Como a otras muchas manías que acumulo en el acto de escribir (entre otros actos que me callo), a esta no se le puede ofrecer una explicación sencilla. Como a la manía de escribir sobre papel de colores (verde, amarillo, azul pastel). Como a la manía de usar un bolígrafo de punta fina (el BIC naranja). Como a la de usar continuamente y pasarme de mano a mano y estrechar, estrujar, hacer girar, descoyuntar un viejo atacapipas mientras redacto las frases. Todos son involuntarios reflejos o sombras del proceso de escribir, del acto de la creación, del parto. Sea lo que fuere que esa cosa signifique, que tampoco yo lo sé.

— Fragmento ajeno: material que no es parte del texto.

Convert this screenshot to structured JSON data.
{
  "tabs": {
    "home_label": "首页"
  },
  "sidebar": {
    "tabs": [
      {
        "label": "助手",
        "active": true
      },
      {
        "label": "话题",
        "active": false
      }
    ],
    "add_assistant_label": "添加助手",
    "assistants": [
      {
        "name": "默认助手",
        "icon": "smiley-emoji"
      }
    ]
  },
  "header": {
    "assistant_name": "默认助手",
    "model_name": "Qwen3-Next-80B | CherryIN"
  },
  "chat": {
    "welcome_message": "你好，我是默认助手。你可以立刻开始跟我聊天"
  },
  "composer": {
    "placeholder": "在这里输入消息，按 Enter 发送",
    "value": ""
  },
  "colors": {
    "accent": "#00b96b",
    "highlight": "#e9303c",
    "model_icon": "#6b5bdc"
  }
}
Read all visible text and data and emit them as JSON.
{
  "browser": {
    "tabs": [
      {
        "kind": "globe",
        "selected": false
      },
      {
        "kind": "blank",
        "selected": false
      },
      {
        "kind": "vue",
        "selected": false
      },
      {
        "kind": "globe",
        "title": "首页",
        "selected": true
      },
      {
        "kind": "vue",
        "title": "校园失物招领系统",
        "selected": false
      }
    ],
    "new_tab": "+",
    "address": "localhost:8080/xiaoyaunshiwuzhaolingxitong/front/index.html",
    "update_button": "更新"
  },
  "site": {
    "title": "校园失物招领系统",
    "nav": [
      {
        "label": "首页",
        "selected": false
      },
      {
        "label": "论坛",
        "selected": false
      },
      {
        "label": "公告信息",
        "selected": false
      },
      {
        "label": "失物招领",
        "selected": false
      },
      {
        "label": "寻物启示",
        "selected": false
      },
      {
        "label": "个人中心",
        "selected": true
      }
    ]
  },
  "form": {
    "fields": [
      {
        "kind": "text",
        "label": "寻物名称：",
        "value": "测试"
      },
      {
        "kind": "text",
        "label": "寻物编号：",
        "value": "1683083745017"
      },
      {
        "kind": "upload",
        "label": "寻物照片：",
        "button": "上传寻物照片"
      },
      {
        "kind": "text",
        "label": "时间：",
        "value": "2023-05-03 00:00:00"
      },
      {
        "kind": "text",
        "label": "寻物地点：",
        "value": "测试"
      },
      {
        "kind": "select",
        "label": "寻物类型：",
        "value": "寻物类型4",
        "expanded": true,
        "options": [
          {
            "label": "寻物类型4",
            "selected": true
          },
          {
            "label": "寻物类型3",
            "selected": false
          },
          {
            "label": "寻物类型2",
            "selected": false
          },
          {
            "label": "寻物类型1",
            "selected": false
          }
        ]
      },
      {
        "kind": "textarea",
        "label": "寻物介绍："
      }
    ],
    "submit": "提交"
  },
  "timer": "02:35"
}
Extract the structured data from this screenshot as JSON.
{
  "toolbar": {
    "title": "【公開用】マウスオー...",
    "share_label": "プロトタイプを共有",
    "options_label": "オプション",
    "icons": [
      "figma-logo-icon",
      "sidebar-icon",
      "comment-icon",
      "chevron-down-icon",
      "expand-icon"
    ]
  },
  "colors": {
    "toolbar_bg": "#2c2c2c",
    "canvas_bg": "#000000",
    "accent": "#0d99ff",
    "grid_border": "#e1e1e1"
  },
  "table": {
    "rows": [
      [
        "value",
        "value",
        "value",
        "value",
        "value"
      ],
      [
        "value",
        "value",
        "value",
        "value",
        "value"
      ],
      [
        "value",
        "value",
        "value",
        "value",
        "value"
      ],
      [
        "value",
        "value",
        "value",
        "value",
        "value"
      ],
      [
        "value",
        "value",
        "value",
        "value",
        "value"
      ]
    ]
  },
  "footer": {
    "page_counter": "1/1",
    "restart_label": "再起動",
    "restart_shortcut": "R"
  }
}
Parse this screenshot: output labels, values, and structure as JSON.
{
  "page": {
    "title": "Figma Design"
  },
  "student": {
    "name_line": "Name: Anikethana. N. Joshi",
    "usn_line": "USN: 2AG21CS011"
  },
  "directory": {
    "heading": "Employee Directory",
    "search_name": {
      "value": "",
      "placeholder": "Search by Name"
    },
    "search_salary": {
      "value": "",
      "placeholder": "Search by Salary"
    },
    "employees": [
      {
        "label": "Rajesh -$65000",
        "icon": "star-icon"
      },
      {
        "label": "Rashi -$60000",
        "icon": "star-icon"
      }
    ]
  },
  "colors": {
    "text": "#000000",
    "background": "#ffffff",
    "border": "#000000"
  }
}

Empecé a escribir en las hojas sobrantes de mis cuadernos de clase, o en papeles sin usar que mi padre, que trabajaba en una sucursal bancaria, nos traía del almacén. En aquel tiempo yo consideraba que mi dedicación a la pluma y al bolígrafo era una especie de minoría de edad y que había de llegar el día en que realizaría mis grandes obras en esas voluminosas y estridentes máquinas que los escritores usaban en las películas para escribir novelas de gángsteres: la Underwood, la Remington, la Corona. Luego, mi abuela materna me regaló una Olimpia portátil que mi abuelo había usado para escribir sus memorias y que tenía (tiene todavía, porque la conservo en mi despacho, con una postal de Kafka y otra de Haydn) las teclas rojas y la carrocería de color marfil. En esa máquina yo me hice, o creí que me hacía, mayor como escritor: me serví de sus tipos para componer los primeros cuentos que envié a concursos de pueblo y la primera novela que me publicaron. Luego pasé esa versión original a ordenador, pero la auténtica, la espontánea, la directa era la anterior. Las teclas han variado desde entonces bajo mis dedos en textura, grosor, tonalidad y tamaño, pero el bolígrafo se ha mantenido fiel a mis deseos: esa letra diminuta, incomprensible, ese hormiguero que fluye y fluye y llena mis folios de apretados signos en clave.
Pienso en una última cosa. Quizá el mayor placer de escribir a mano radica en el hecho de poder tachar. Algo que ni el ordenador ni la existencia nos permiten con facilidad.